The remarkable increasing demands of mitigating losses from cyber incidents for financial firms have beenrndriving the rapid development of the Cybersecurity Insurance (CI). The implementations of CI have coveredrna variety of aspects in cyber incidents, from hacking to frauds. However, CI is still at its exploring stage sornthat there are a number of dimensions that are uncovered by the current applications. The cyber attack onrncritical infrastructure is one of the serious issues that prevents the expansions of CI. This paper addresses CIrnimplementations focusing on cloud-based service offerings and proposes a secure cyber incident analyticsrnframework using big data, named as Cost-Aware Hierarchical Cyber Incident Analytics (CA-HCIA). Thernapproach is designed for matching different cyber risk scenarios, which uses repository data. We use MonternCarlo simulations for extracting the incident features based on the training datasets. The main algorithmsrnin CA-HCIA include Monte Carlo Cyber Feature Extraction (MC2FE) and Optimal Cost Balance (OCA)rnAlgorithms.
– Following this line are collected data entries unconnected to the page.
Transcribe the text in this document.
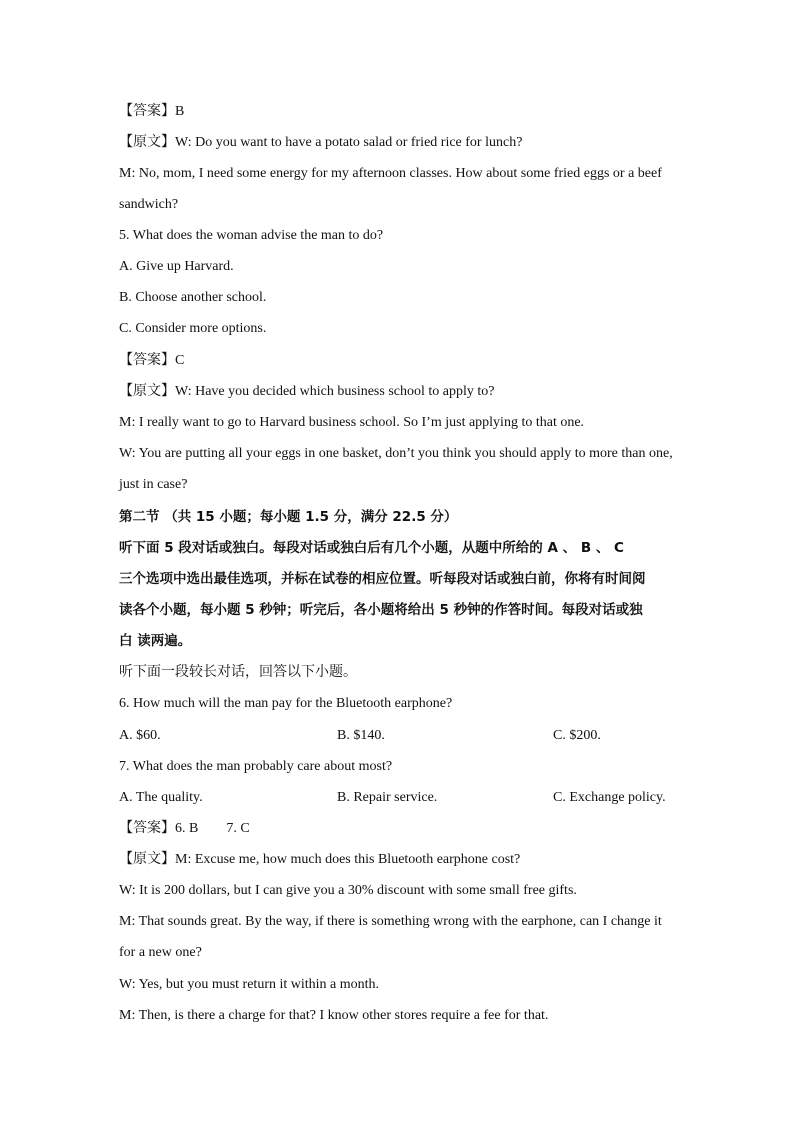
【答案】B
【原文】W: Do you want to have a potato salad or fried rice for lunch?
M: No, mom, I need some energy for my afternoon classes. How about some fried eggs or a beef
sandwich?
5. What does the woman advise the man to do?
A. Give up Harvard.
B. Choose another school.
C. Consider more options.
【答案】C
【原文】W: Have you decided which business school to apply to?
M: I really want to go to Harvard business school. So I’m just applying to that one.
W: You are putting all your eggs in one basket, don’t you think you should apply to more than one,
just in case?
第二节 （共 15 小题；每小题 1.5 分，满分 22.5 分）
听下面 5 段对话或独白。每段对话或独白后有几个小题，从题中所给的 A 、 B 、 C
三个选项中选出最佳选项，并标在试卷的相应位置。听每段对话或独白前，你将有时间阅
读各个小题，每小题 5 秒钟；听完后，各小题将给出 5 秒钟的作答时间。每段对话或独
白 读两遍。
听下面一段较长对话，回答以下小题。
6. How much will the man pay for the Bluetooth earphone?
A. $60.	B. $140.	C. $200.
7. What does the man probably care about most?
A. The quality.	B. Repair service.	C. Exchange policy.
【答案】6. B        7. C
【原文】M: Excuse me, how much does this Bluetooth earphone cost?
W: It is 200 dollars, but I can give you a 30% discount with some small free gifts.
M: That sounds great. By the way, if there is something wrong with the earphone, can I change it
for a new one?
W: Yes, but you must return it within a month.
M: Then, is there a charge for that? I know other stores require a fee for that.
Our experimental evaluation has provided the theoretical proof of the adoptability and feasibility.rnResults show that our proposal improves the cost of existing techniques in 7.98% and 15.39%.
机译:对于金融公司而言,减轻网络事件造成的损失的日益增长的显着要求阻碍了网络安全保险(CI)的快速发展。 CI的实施涵盖了网络事件的各个方面,从黑客攻击到欺诈。但是,CI仍处于探索阶段,因此当前的应用程序尚未发现许多维度。对关键基础设施的网络攻击是阻止CI扩展的严重问题之一。本文介绍了专注于基于云的服务产品的CIrnimplementation,并提出了一种使用大数据的安全网络事件分析框架,称为成本感知分层网络事件分析(CA-HCIA)。 Thernapproach设计用于匹配使用存储库数据的不同网络风险方案。我们使用MonternCarlo仿真基于训练数据集提取事件特征。 CA-HCIA中的主要算法包括蒙特卡洛网络特征提取(MC2FE)和最佳成本平衡(OCA)算法。实验结果为可采用性和可行性提供了理论依据。结果表明,该方案将现有技术的成本降低了7.98%和15.39%。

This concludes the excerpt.